I get my inspiration from various places: history, travel, music, conversations with others. Once I get an idea, I begin outlining and organizing using Thinking Maps. Then, I begin researching and writing. I try my best not to edit as I write, but it’s difficult. To be honest, it slows down my process. But, old habits die hard I guess.
6). What inspired you to write Dr. Marvellus Djinn’s Odd Scholars?
This is hilarious, but I was initially inspired by that old “Say, Say, Say” video by Michael Jackson and Paul McCartney. The video follows two snake-oil salesmen (Jackson and McCartney) during the Vaudeville era. I am borderline obsessed with the 1910s through the 1940s and I don’t think I’ve read an abundance of speculative fiction set during that time period. I initially wrote a short story called The Bet about a strongman and a magician that I wanted to turn into a short film. In 2015, I took a fantastic online screenwriting course with Tananarive Due. She helped me develop the story into a script and provided feedback. She told me that though she loved the world I’d created, she didn’t feel like the story was complete. This led to research and the discovery of the book,Race, Riots, and Roller Coasters: The Struggle Over Segregated Recreation in America by Victoria W. Wolcott. In the book and through other sources, I discovered that there were once Colored only amusement parks due to Jim Crow. In fact, there were 2 not far from where I love in Baltimore. The parks were founded and funded completely by Black people. That research led to Dr. Marvellus Djinn’s Odd Scholars.

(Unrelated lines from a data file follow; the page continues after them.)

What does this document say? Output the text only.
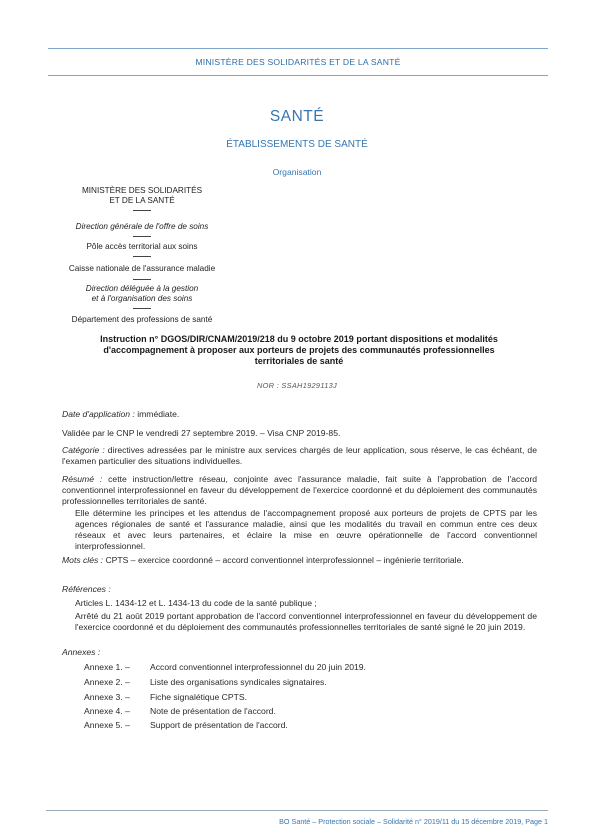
MINISTÈRE DES SOLIDARITÉS ET DE LA SANTÉ
SANTÉ
ÉTABLISSEMENTS DE SANTÉ
Organisation
MINISTÈRE DES SOLIDARITÉS
ET DE LA SANTÉ
Direction générale de l'offre de soins
Pôle accès territorial aux soins
Caisse nationale de l'assurance maladie
Direction déléguée à la gestion
et à l'organisation des soins
Département des professions de santé
Instruction n° DGOS/DIR/CNAM/2019/218 du 9 octobre 2019 portant dispositions et modalités
d'accompagnement à proposer aux porteurs de projets des communautés professionnelles
territoriales de santé
NOR : SSAH1929113J
Date d'application : immédiate.
Validée par le CNP le vendredi 27 septembre 2019. – Visa CNP 2019-85.
Catégorie : directives adressées par le ministre aux services chargés de leur application, sous réserve, le cas échéant, de l'examen particulier des situations individuelles.
Résumé : cette instruction/lettre réseau, conjointe avec l'assurance maladie, fait suite à l'approbation de l'accord conventionnel interprofessionnel en faveur du développement de l'exercice coordonné et du déploiement des communautés professionnelles territoriales de santé.
Elle détermine les principes et les attendus de l'accompagnement proposé aux porteurs de projets de CPTS par les agences régionales de santé et l'assurance maladie, ainsi que les modalités du travail en commun entre ces deux réseaux et avec leurs partenaires, et éclaire la mise en œuvre opérationnelle de l'accord conventionnel interprofessionnel.
Mots clés : CPTS – exercice coordonné – accord conventionnel interprofessionnel – ingénierie territoriale.
Références :
Articles L. 1434-12 et L. 1434-13 du code de la santé publique ;
Arrêté du 21 août 2019 portant approbation de l'accord conventionnel interprofessionnel en faveur du développement de l'exercice coordonné et du déploiement des communautés professionnelles territoriales de santé signé le 20 juin 2019.
Annexes :
Annexe 1. – Accord conventionnel interprofessionnel du 20 juin 2019.
Annexe 2. – Liste des organisations syndicales signataires.
Annexe 3. – Fiche signalétique CPTS.
Annexe 4. – Note de présentation de l'accord.
Annexe 5. – Support de présentation de l'accord.
BO Santé – Protection sociale – Solidarité n° 2019/11 du 15 décembre 2019, Page 1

7). Tell us a bit about your book.
Dr. Marvellus Djinn’s Odd Scholars is a YA historical fantasy novel. It’s Charlie and the Chocolate Factory meets Dungeons and Dragons meets Kindred.The novel begins in 1920 with Dr. Djinn’s Odd Scholarship competitions. The scholarships will allow four teens exclusive access to The Motherland, a one of a kind Colored amusement park filled with magic, mythological creatures, and African-inspired rides and exhibits. Once the scholars (a strongman, sage, inventor, and chemist) are chosen, they begin what will become the adventure of a lifetime. From negotiating with a Grootslang (half elephant, half snake) to the discovery of an Era Port that transports them forward and back through time, the scholars end up witnessing an event nearly a century in the future that will not only alter their lives, but the lives of their descendants.
8). What do you hope to accomplish with Dr. Djinn’s Odd Scholars?

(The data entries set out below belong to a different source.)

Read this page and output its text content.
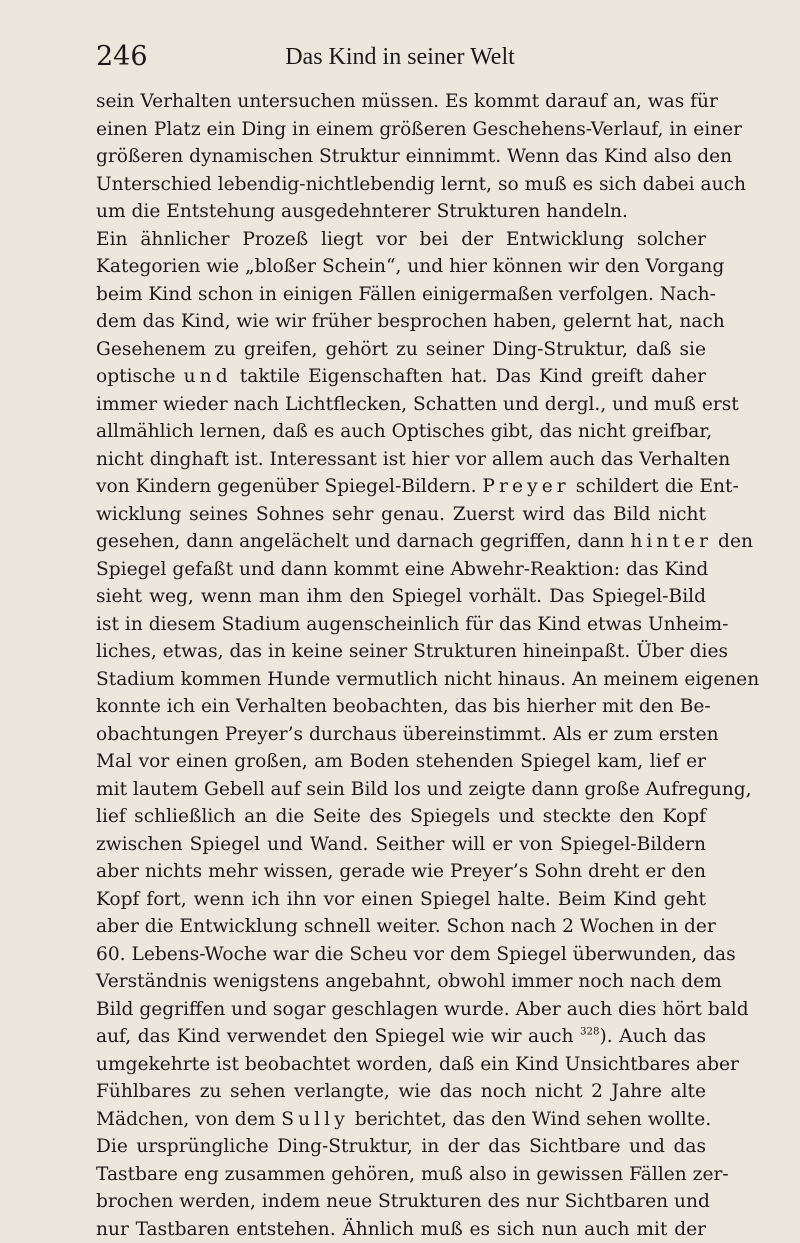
246	Das Kind in seiner Welt
sein Verhalten untersuchen müssen. Es kommt darauf an, was für
einen Platz ein Ding in einem größeren Geschehens-Verlauf, in einer
größeren dynamischen Struktur einnimmt. Wenn das Kind also den
Unterschied lebendig-nichtlebendig lernt, so muß es sich dabei auch
um die Entstehung ausgedehnterer Strukturen handeln.
Ein ähnlicher Prozeß liegt vor bei der Entwicklung solcher
Kategorien wie „bloßer Schein“, und hier können wir den Vorgang
beim Kind schon in einigen Fällen einigermaßen verfolgen. Nach-
dem das Kind, wie wir früher besprochen haben, gelernt hat, nach
Gesehenem zu greifen, gehört zu seiner Ding-Struktur, daß sie
optische und taktile Eigenschaften hat. Das Kind greift daher
immer wieder nach Lichtflecken, Schatten und dergl., und muß erst
allmählich lernen, daß es auch Optisches gibt, das nicht greifbar,
nicht dinghaft ist. Interessant ist hier vor allem auch das Verhalten
von Kindern gegenüber Spiegel-Bildern. Preyer schildert die Ent-
wicklung seines Sohnes sehr genau. Zuerst wird das Bild nicht
gesehen, dann angelächelt und darnach gegriffen, dann hinter den
Spiegel gefaßt und dann kommt eine Abwehr-Reaktion: das Kind
sieht weg, wenn man ihm den Spiegel vorhält. Das Spiegel-Bild
ist in diesem Stadium augenscheinlich für das Kind etwas Unheim-
liches, etwas, das in keine seiner Strukturen hineinpaßt. Über dies
Stadium kommen Hunde vermutlich nicht hinaus. An meinem eigenen
konnte ich ein Verhalten beobachten, das bis hierher mit den Be-
obachtungen Preyer’s durchaus übereinstimmt. Als er zum ersten
Mal vor einen großen, am Boden stehenden Spiegel kam, lief er
mit lautem Gebell auf sein Bild los und zeigte dann große Aufregung,
lief schließlich an die Seite des Spiegels und steckte den Kopf
zwischen Spiegel und Wand. Seither will er von Spiegel-Bildern
aber nichts mehr wissen, gerade wie Preyer’s Sohn dreht er den
Kopf fort, wenn ich ihn vor einen Spiegel halte. Beim Kind geht
aber die Entwicklung schnell weiter. Schon nach 2 Wochen in der
60. Lebens-Woche war die Scheu vor dem Spiegel überwunden, das
Verständnis wenigstens angebahnt, obwohl immer noch nach dem
Bild gegriffen und sogar geschlagen wurde. Aber auch dies hört bald
auf, das Kind verwendet den Spiegel wie wir auch $^{328}$). Auch das
umgekehrte ist beobachtet worden, daß ein Kind Unsichtbares aber
Fühlbares zu sehen verlangte, wie das noch nicht 2 Jahre alte
Mädchen, von dem Sully berichtet, das den Wind sehen wollte.
Die ursprüngliche Ding-Struktur, in der das Sichtbare und das
Tastbare eng zusammen gehören, muß also in gewissen Fällen zer-
brochen werden, indem neue Strukturen des nur Sichtbaren und
nur Tastbaren entstehen. Ähnlich muß es sich nun auch mit der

It’s my hope that I can influence people to read more about the Jim Crow era, Marcus Garvey, and African mythological creatures. There is so much history and lore to uncover. Our history is a treasure chest, really.I hope I've created an illusory thrill-ride for my readers just as Roald Dahl, Tananarive Due, and J.K. Rowling created for me.

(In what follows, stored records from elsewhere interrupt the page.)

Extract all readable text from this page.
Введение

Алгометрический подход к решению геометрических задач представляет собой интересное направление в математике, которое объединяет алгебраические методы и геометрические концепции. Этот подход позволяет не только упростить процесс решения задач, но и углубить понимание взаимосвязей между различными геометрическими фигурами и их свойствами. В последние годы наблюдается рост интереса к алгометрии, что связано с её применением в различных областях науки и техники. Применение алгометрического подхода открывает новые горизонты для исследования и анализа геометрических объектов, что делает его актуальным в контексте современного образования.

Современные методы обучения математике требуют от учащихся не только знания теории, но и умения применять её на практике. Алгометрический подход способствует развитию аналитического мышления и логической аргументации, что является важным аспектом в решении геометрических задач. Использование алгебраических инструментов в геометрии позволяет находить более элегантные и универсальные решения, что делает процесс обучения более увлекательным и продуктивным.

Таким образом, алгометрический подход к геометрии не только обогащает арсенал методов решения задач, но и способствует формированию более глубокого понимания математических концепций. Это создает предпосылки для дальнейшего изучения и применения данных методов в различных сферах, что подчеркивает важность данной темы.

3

9). Will there be more stories in this world?
Though I’ve written this as a stand a lone book, I foresee more stories spiraling from it. I’ve already written a one act stage play featuring Dr. Djinn as the main character.
10). How do we keep up with all things B. Sharise? Please follow @bsharisemoore on FB and @bsharise on IG. Please check out and subscribe to my weekly Youtubeshow, Moore Books w/ B. Sharise.
11). What advice would you give to new writers?
Write every day. Read every day. Writer your ideas down. Save your iterations. Set goals and deadlines for yourself.
"First forget inspiration. Habit is more dependable. Habit will sustain you whether you're inspired or not. Habit will help you finish and polish your stories Inspiration won't. Habit is persistence in practice." - Octavia E. Butler.